後、素性とかも全っ然分かりそうも無かった。
ただ、彼は背後にお花畑が見えるような笑顔を時々困惑混じりにしつつ、
意味無意味問わず大量のクエスチョンに答えるばかりだった。
授業開始のチャイムが鳴る頃、赤茶色の髪を七三分けにした学級委員長が
黒縁眼鏡を光らせて人だかりを散らしていき、ようやくレイは解放されていた。
どこから見ても堅物な優等生(実際そうだけど)の
委員長の氷里マワルは、レイに二言三言何か言って、自分も席につく。
疲れたように苦笑しつつ、委員長と話す転入生の瞳の透き通った色から、
私は何故か空虚さを感じ取った。
……私も、次の授業の準備しようかな。
ほら明日美、まじこれってドリームミステリーだよねーとか
人の机に頬杖つきながら言ってないで早く席に着け。
やけに、瞼の向こう側が眩しい。
朝日と言うには目に優しくない量の太陽光線を顔に受け、
私は細く目を開けてベッドから起き出した。
うわっ、この日の高さだともう大分遅い時間じゃない。
カーテンをシャッ! っと高速スライドで閉めて
(朝日が眩しいなーなどと抜かしていられるレベルじゃ無い)
壁の時計を見ると十時を過ぎていた。朝ですら無くなりそうな時間だ。
まあ、でも今日は休日だもんね。明晰夢を見始めて最初の一週間、
学校が二倍って辛くね?まあ半分はわりと楽しかったけどさ。
なんとなく休日の気だるさに任せて、平日はきちんとやってる
ベッドメイキングもせず、ファンシーな枕もベットの上に転がしたまま顔を洗いに部屋を出た。
結局、昨日の夢は何だったんだろう。
眠気の残った頭で記憶をたどるうち、確信こそ無いけれど、
少しずつ、漠然としていた疑問に対する答えが浮かび上がる。
転入生の可憐な少年が、虚しそうに見つめていた完璧な世界。
そこは、もしかしたら。

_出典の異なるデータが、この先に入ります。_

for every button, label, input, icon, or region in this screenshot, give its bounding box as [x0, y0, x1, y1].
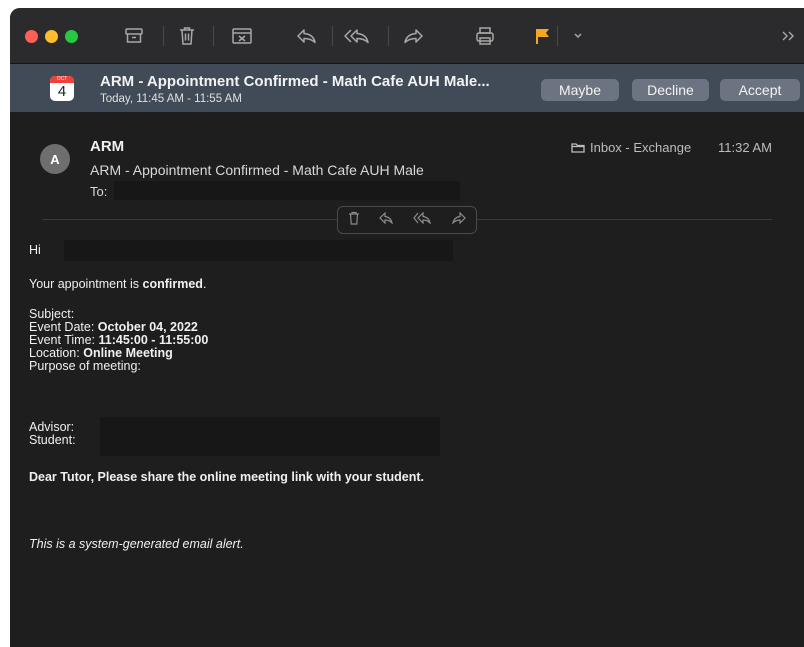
folder-icon	[571, 143, 585, 153]
redacted-advisor-student	[100, 417, 440, 456]
calendar-month: OCT	[50, 76, 74, 83]
reply-icon[interactable]	[293, 23, 321, 49]
accept-button[interactable]: Accept	[720, 79, 800, 101]
redacted-name	[64, 240, 453, 261]
calendar-icon: OCT 4	[50, 76, 74, 101]
trash-icon[interactable]	[173, 23, 201, 49]
mailbox-folder[interactable]: Inbox - Exchange	[571, 140, 691, 155]
flag-icon[interactable]	[529, 23, 557, 49]
to-label: To:	[90, 184, 108, 199]
mailbox-folder-label: Inbox - Exchange	[590, 140, 692, 155]
redacted-recipient	[114, 181, 460, 200]
mail-window: OCT 4 ARM - Appointment Confirmed - Math…	[10, 8, 804, 647]
print-icon[interactable]	[471, 23, 499, 49]
invitation-time: Today, 11:45 AM - 11:55 AM	[100, 93, 242, 105]
junk-icon[interactable]	[228, 23, 256, 49]
more-icon[interactable]	[774, 23, 802, 49]
hover-forward-icon[interactable]	[451, 211, 467, 229]
tutor-note: Dear Tutor, Please share the online meet…	[29, 470, 424, 484]
student-label: Student:	[29, 433, 76, 447]
minimize-window-button[interactable]	[45, 30, 58, 43]
purpose-label: Purpose of meeting:	[29, 359, 141, 373]
received-time: 11:32 AM	[718, 140, 772, 155]
confirmation-line: Your appointment is confirmed.	[29, 277, 207, 291]
message-hover-toolbar	[337, 206, 477, 234]
calendar-day: 4	[57, 83, 67, 100]
hover-reply-all-icon[interactable]	[413, 211, 432, 229]
message-subject: ARM - Appointment Confirmed - Math Cafe …	[90, 162, 424, 178]
zoom-window-button[interactable]	[65, 30, 78, 43]
decline-button[interactable]: Decline	[632, 79, 709, 101]
forward-icon[interactable]	[399, 23, 427, 49]
flag-menu-icon[interactable]	[564, 23, 592, 49]
footer-note: This is a system-generated email alert.	[29, 537, 244, 551]
hover-reply-icon[interactable]	[379, 211, 394, 229]
reply-all-icon[interactable]	[343, 23, 371, 49]
invitation-title: ARM - Appointment Confirmed - Math Cafe …	[100, 73, 490, 90]
toolbar	[10, 8, 804, 64]
hover-trash-icon[interactable]	[348, 211, 360, 230]
sender-name[interactable]: ARM	[90, 138, 124, 155]
avatar: A	[40, 144, 70, 174]
close-window-button[interactable]	[25, 30, 38, 43]
archive-icon[interactable]	[120, 23, 148, 49]
greeting: Hi	[29, 243, 41, 257]
invitation-bar: OCT 4 ARM - Appointment Confirmed - Math…	[10, 64, 804, 112]
maybe-button[interactable]: Maybe	[541, 79, 619, 101]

そして、その世界にいる人間のうちの、何人かは――――
自室に一度戻ろうと開けたドアの先に広がる光景を
目の当たりにした瞬間、私のぐだぐだした思考は中断された。
あの枕に頭を乗せ、私のベッドに横たわった妹が、
崩れ、穴の開いた空間の向こう側へと吸い込まれてく、まさにその瞬間に。